Les actifs stables générant des rendements obligeront-ils les banques à s'impliquer dans la cryptographie ? David Sacks partage son avis.

David Sacks, conseiller de la Maison Blanche sur la politique en matière de cryptomonnaie, prévoit une convergence entre les banques, les pièces stables et les cryptomonnaies dans un secteur unique d’actifs numériques. Cette évolution dépendra de l'adoption de lois américaines complètes qui régiront ces actifs. Sacks souligne également l'importance d'une réglementation claire pour favoriser l'innovation et garantir la compétitivité face à des pays comme la Chine.

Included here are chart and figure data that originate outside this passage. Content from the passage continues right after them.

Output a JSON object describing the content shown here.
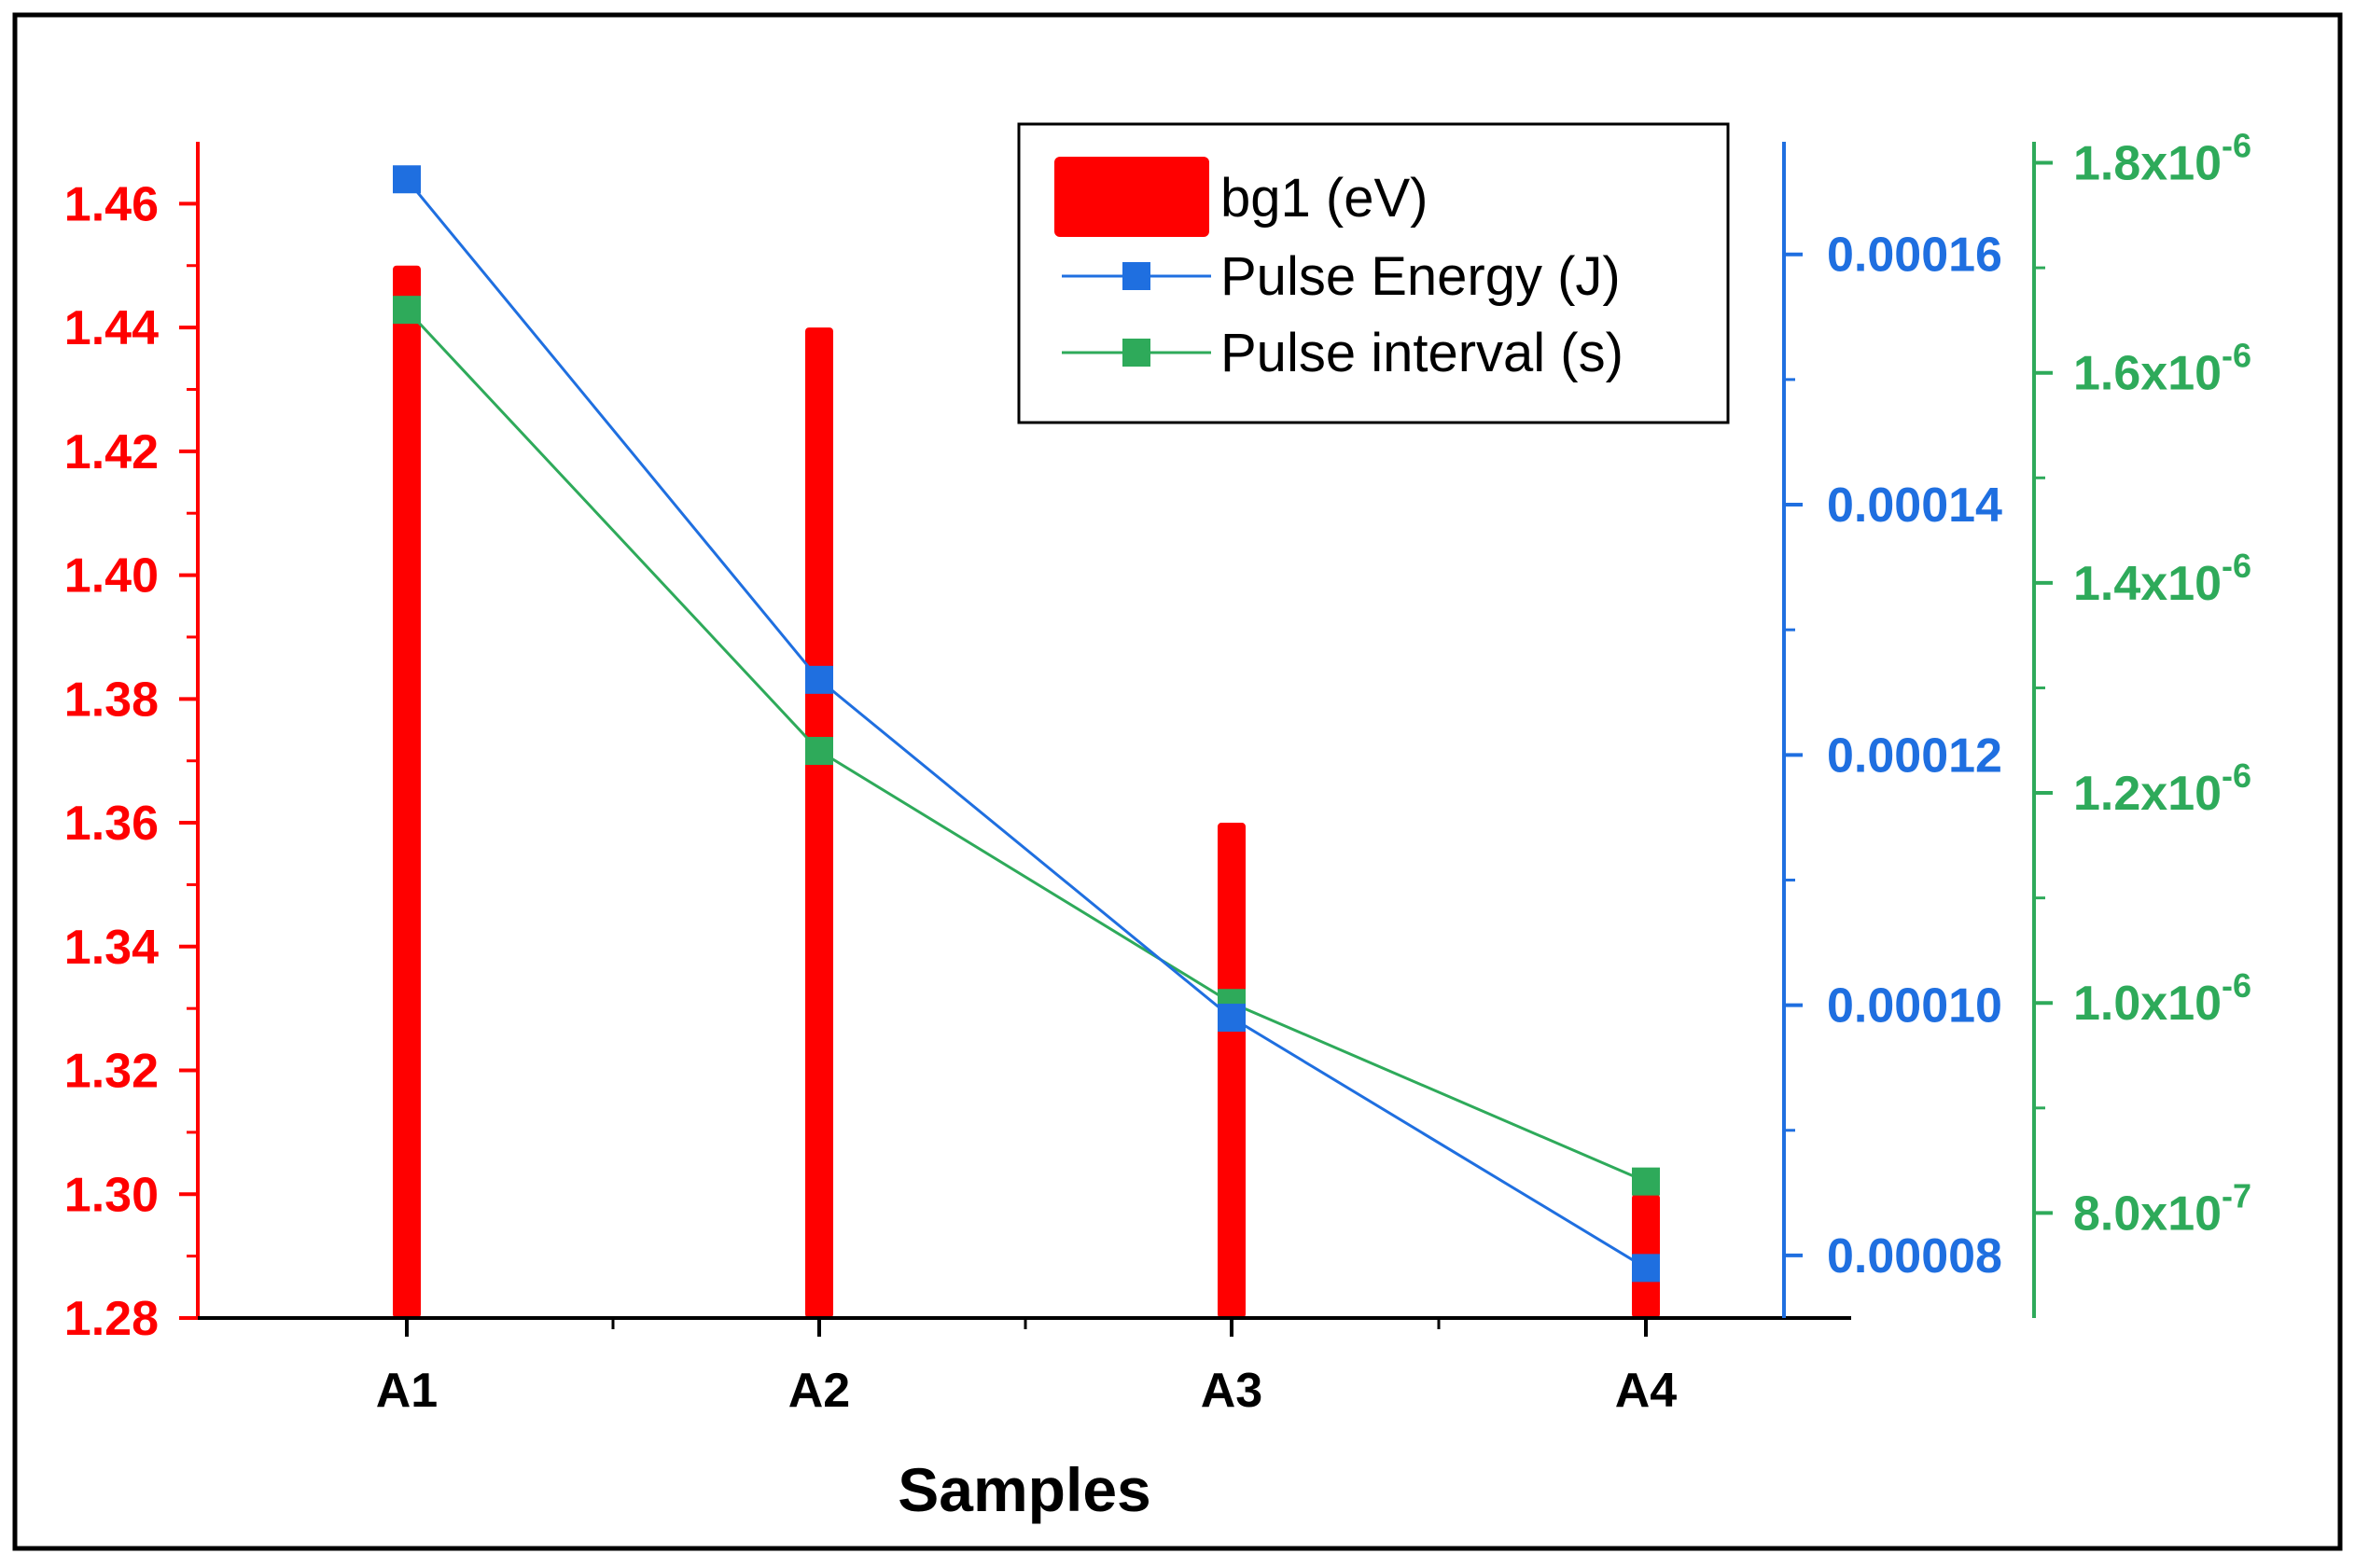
{
  "chart_data": {
    "type": "bar",
    "xlabel": "Samples",
    "categories": [
      "A1",
      "A2",
      "A3",
      "A4"
    ],
    "bar_series": {
      "name": "bg1 (eV)",
      "color": "#ff0000",
      "values": [
        1.45,
        1.44,
        1.36,
        1.3
      ],
      "ylim": [
        1.28,
        1.47
      ],
      "ticks": [
        {
          "value": 1.28,
          "label": "1.28"
        },
        {
          "value": 1.3,
          "label": "1.30"
        },
        {
          "value": 1.32,
          "label": "1.32"
        },
        {
          "value": 1.34,
          "label": "1.34"
        },
        {
          "value": 1.36,
          "label": "1.36"
        },
        {
          "value": 1.38,
          "label": "1.38"
        },
        {
          "value": 1.4,
          "label": "1.40"
        },
        {
          "value": 1.42,
          "label": "1.42"
        },
        {
          "value": 1.44,
          "label": "1.44"
        },
        {
          "value": 1.46,
          "label": "1.46"
        }
      ]
    },
    "line_series": [
      {
        "name": "Pulse Energy (J)",
        "color": "#1f6fe0",
        "values": [
          0.000166,
          0.000126,
          9.9e-05,
          7.9e-05
        ],
        "ylim": [
          7.5e-05,
          0.000169
        ],
        "ticks": [
          {
            "value": 8e-05,
            "label": "0.00008"
          },
          {
            "value": 0.0001,
            "label": "0.00010"
          },
          {
            "value": 0.00012,
            "label": "0.00012"
          },
          {
            "value": 0.00014,
            "label": "0.00014"
          },
          {
            "value": 0.00016,
            "label": "0.00016"
          }
        ],
        "minor_ticks": [
          9e-05,
          0.00011,
          0.00013,
          0.00015
        ]
      },
      {
        "name": "Pulse interval (s)",
        "color": "#2eaa5a",
        "values": [
          1.66e-06,
          1.24e-06,
          1e-06,
          8.3e-07
        ],
        "ylim": [
          7e-07,
          1.82e-06
        ],
        "ticks": [
          {
            "value": 8e-07,
            "mantissa": "8.0x10",
            "exponent": "-7"
          },
          {
            "value": 1e-06,
            "mantissa": "1.0x10",
            "exponent": "-6"
          },
          {
            "value": 1.2e-06,
            "mantissa": "1.2x10",
            "exponent": "-6"
          },
          {
            "value": 1.4e-06,
            "mantissa": "1.4x10",
            "exponent": "-6"
          },
          {
            "value": 1.6e-06,
            "mantissa": "1.6x10",
            "exponent": "-6"
          },
          {
            "value": 1.8e-06,
            "mantissa": "1.8x10",
            "exponent": "-6"
          }
        ],
        "minor_ticks": [
          9e-07,
          1.1e-06,
          1.3e-06,
          1.5e-06,
          1.7e-06
        ]
      }
    ],
    "legend": {
      "position": "top-right",
      "entries": [
        "bg1 (eV)",
        "Pulse Energy (J)",
        "Pulse interval (s)"
      ]
    }
  }
}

Les banques et les pièces stables fusionneront sous pression réglementaire

David Sacks a annoncé que « les crypto-monnaies, les pièces stables et les banques finiront par fusionner en une seule industrie d'actifs numériques » lorsque des cadres réglementaires seront instaurés. Il estime qu’une fois adoptée, une législation complète sur le marché de la cryptographie permettra aux banques d’entrer massivement dans cet espace. Sacks a expliqué que « le débat central dans la législation américaine actuelle » porte sur la question du rendement des stablecoins. Les banques s'opposent à cette pratique, pourtant intégrée dans la loi GENIUS, ce qui laisse entendre qu’un mécanisme de rendement sera inévitable.

Les banques doivent s’adapter ou risquer de perdre leur place

Selon Sacks, si les banques ne trouvent pas un compromis avec le cadre réglementaire relatif aux pièces stables portant rendement, elles pourraient être devancées par ces nouveaux acteurs financiers. Il affirme : « Si elles ne parviennent pas à s'intégrer, elles risquent de perdre du terrain ». Il précise que cette position initiale des banques changera au fur et à mesure qu'elles deviendront actives dans le domaine des stablecoins. Ainsi, ces dernières pourraient considérer le rendement comme un atout concurrentiel au sein d’un univers financier numérique intégré.

La concurrence technologique entre États-Unis et Chine se renforce

Sacks a également évoqué l'intensification de la rivalité technologique entre les États-Unis et la Chine. Il note que « la Chine construit son propre écosystème technologique », se détachant ainsi des fabricants américains comme Huawei pour atteindre une autosuffisance accrue. Il mentionne que « permettre à la Chine d'accéder aux puces d'ancienne génération » est une stratégie visant à ralentir son expansion économique. Cependant, il avertit que cette approche pourrait devenir obsolète alors que le pays progresse vers son indépendance technologique.

L’environnement réglementaire influence l’innovation en technologie

Sacks compare les environnements sous différentes administrations américaines, déclarant que sous Donald Trump, le secteur technologique bénéficiait d'un soutien plus fort avec moins de régulations comparé à l’administration Biden. Selon lui : « La réduction de la pression réglementaire a permis à l’innovation d’évoluer plus rapidement ». Ce changement met en lumière comment une politique favorable peut catalyser avancées significatives dans des domaines tels que la cryptographie et l’intelligence artificielle.

La réglementation pourrait transformer définitivement le paysage financier

Enfin, David Sacks conclut sur un point essentiel : si « la réglementation est claire » et « la participation institutionnelle se développe » , cela pourrait entraîner une adoption croissante des cryptomonnaies. Ses propos indiquent un avenir où ces actifs ne sont pas considérés comme alternatif mais plutôt comme une composante essentielle du système financier moderne. Ces réflexions soulignent comment l'évolution rapide du paysage financier américain pourrait redéfinir non seulement le rôle des institutions traditionnelles mais aussi celui des technologies émergentes telles que celles basées sur blockchain.